It's up to you to 'connect the dots' between documentation and coding.
Problem: Claims targeted for high therapy often have problems such as failing to show a prior level of function, missing or insufficient documentation, and errors in orders, said Latesha Walker with the Centers for Medicare & Medicaid Services, at the National Association for Home Care & Hospice's annual March on Washington conference.
Look To the Disablement Therapy Model
Understanding the Disablement Therapy Model can help you to narrow in on OASIS and documentation issues that can trip up your claims, says Trish Twombly, BSN, RN, HCS-D, CHCE, COS-C, director of coding with Foundation Management Services in Denton, Texas.
Coders can use the four levels of the Disablement Therapy Model, the popular reahbilitation tool shown below, to help make sure the diagnosis codes they list are supported in the therapist's documentation
1. The pathology is the disease, disorder, or condition that the patient has. This is what the coder is reporting.
2. The impairment is the consequence of the disease, disorder, or condition. The symptom the patient is experiencing that is caused by the pathology.

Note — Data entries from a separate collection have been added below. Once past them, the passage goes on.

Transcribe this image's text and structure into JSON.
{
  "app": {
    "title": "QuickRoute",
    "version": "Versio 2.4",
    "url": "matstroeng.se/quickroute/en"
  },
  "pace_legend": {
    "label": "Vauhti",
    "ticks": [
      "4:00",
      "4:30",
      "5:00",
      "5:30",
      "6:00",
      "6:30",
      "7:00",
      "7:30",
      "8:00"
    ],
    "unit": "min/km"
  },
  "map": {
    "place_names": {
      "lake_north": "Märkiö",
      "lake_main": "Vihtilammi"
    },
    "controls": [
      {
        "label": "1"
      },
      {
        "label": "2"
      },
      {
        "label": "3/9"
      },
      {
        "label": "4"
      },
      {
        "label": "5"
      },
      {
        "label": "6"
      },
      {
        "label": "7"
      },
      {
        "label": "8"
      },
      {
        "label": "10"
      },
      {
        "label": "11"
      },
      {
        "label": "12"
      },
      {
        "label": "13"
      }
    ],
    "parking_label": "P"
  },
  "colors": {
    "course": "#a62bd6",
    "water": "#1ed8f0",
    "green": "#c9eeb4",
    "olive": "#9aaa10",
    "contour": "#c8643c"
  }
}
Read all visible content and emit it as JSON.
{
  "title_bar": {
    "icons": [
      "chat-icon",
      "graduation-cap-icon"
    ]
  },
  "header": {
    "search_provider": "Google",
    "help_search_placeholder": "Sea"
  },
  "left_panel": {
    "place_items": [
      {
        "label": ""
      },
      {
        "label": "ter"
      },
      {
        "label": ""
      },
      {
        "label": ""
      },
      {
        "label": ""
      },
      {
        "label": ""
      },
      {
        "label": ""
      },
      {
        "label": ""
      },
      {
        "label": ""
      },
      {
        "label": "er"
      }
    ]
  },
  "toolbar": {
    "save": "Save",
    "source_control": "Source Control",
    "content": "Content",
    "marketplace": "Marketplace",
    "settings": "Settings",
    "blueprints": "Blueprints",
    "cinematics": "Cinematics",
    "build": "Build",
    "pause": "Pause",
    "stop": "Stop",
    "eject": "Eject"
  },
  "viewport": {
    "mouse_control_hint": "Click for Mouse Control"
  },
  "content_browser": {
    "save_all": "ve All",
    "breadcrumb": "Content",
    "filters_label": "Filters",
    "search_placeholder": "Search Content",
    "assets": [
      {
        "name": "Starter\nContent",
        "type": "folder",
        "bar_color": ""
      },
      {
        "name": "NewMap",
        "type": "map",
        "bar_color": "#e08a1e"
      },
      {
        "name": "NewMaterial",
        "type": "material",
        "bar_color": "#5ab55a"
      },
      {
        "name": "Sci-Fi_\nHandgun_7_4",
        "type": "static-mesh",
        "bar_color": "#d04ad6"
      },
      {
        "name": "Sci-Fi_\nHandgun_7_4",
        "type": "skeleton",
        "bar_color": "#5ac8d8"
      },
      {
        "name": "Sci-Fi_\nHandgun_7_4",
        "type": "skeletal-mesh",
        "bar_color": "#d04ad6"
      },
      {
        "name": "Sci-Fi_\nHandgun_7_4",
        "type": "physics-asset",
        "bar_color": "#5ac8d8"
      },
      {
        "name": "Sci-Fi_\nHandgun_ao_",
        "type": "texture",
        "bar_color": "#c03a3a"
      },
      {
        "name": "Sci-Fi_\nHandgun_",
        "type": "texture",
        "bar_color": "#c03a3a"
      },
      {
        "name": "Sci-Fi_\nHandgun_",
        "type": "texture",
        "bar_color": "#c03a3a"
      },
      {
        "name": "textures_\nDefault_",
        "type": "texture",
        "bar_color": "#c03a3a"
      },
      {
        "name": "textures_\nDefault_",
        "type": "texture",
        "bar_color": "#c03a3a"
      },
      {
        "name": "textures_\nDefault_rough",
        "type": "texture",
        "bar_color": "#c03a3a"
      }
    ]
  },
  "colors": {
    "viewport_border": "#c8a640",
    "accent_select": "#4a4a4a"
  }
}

3. The functional limitation is the inability to perform a task or action because of the impairment that the pathology has caused. The therapist's documentation of this must be relevant.
4. Disability is a behavior that occurs over time because of persistent functional limitations. This fourth level of the disablement continuum is rarely dealt with in home health because there is no achievable goal.
Coding example: Your patient was admitted to home health with a new diagnosis of congestive heart failure (CHF). She has shortness of breath, weakness, and edema related to the heart failure. She is unable to climb the three steps to her bedroom and is unable to dress herself. Nursing, physical therapy, and occupational therapy will all see the patient, but therapy will be the primary discipline in the home.
In this example, the CHF is the pathology, Twombly says. The patient's shortness of breath, weakness, and edema are impairments, or symptoms of the pathology. And the patient's inability to climb steps and dress herself are functional limitations.
As the coder, you need only list one diagnosis code for this patient: 428.0 (Congestive heart failure, unspecified), Twombly says. The symptoms listed are all integral to this condition, so you don't need to list them, but you should also check to make certain that the documentation supports the diagnosis.
How? Look to the OASIS functional questions to make certain the responses support the diagnosis code(s) you have listed. These include:
M1810 -- Dressing upper body
M1820 -- Dressing lower body
M1830 -- Bathing
M1840 -- Toileting
M1850 -- Transferring
M1860 -- Ambulation
If the responses to these items don't match the therapist's notes or support the pathology you are coding, confer with the nurse and therapist, Twombly says. This can be especially important when your agency has a nurse complete the OASIS assessment for all patients. Ask whether there is another pathology that is more appropriate to code.
Verifying that the OASIS assessment documentation supports the diagnosis codes you list for your therapy patients will help keep your claims secure. "It's the coder's job to connect the dots," Twombly says.
Another example: Your patient was admitted for aftercare related to his total hip replacement due to degenerative joint disease (DJD) of the hip. Nursing is going out for observation and assessment. Physical therapy will provide joint rehab including gait abnormality. Occupational therapy will address the patient's difficulty in dressing of the lower body, bathing, and transfers. Therapy is the primary discipline in the home.
In this example, the patient's DJD and hip joint replacement are both pathologies, Twombly says. His abnormal gait is the impairment. And the difficulty dressing the lower body, bathing problems, and transferring issues are all functional limitations caused by the impairment.
To code for this patient, Twombly suggests listing the following codes:
M1020a: V54.81 (Aftercare following joint replacement) M1024: 715.95 (Osteoarthrosis, unspecified whether generalized or localized; involving pelvic region and thigh) and
M1022b: V43.64 (Organ or tissue replaced by other means; joint; hip).
As a coder, you won't list diagnosis codes for the impairments or functional limitations, but you should check to make certain that the therapist's documentation and the OASIS assessment both describe the functional limitations accurately, Twombly says. For this patient, that means checking the answers to M1820, M1830, and M1850 to make certain they match the therapy documentation and accurately support the patient's pathologies.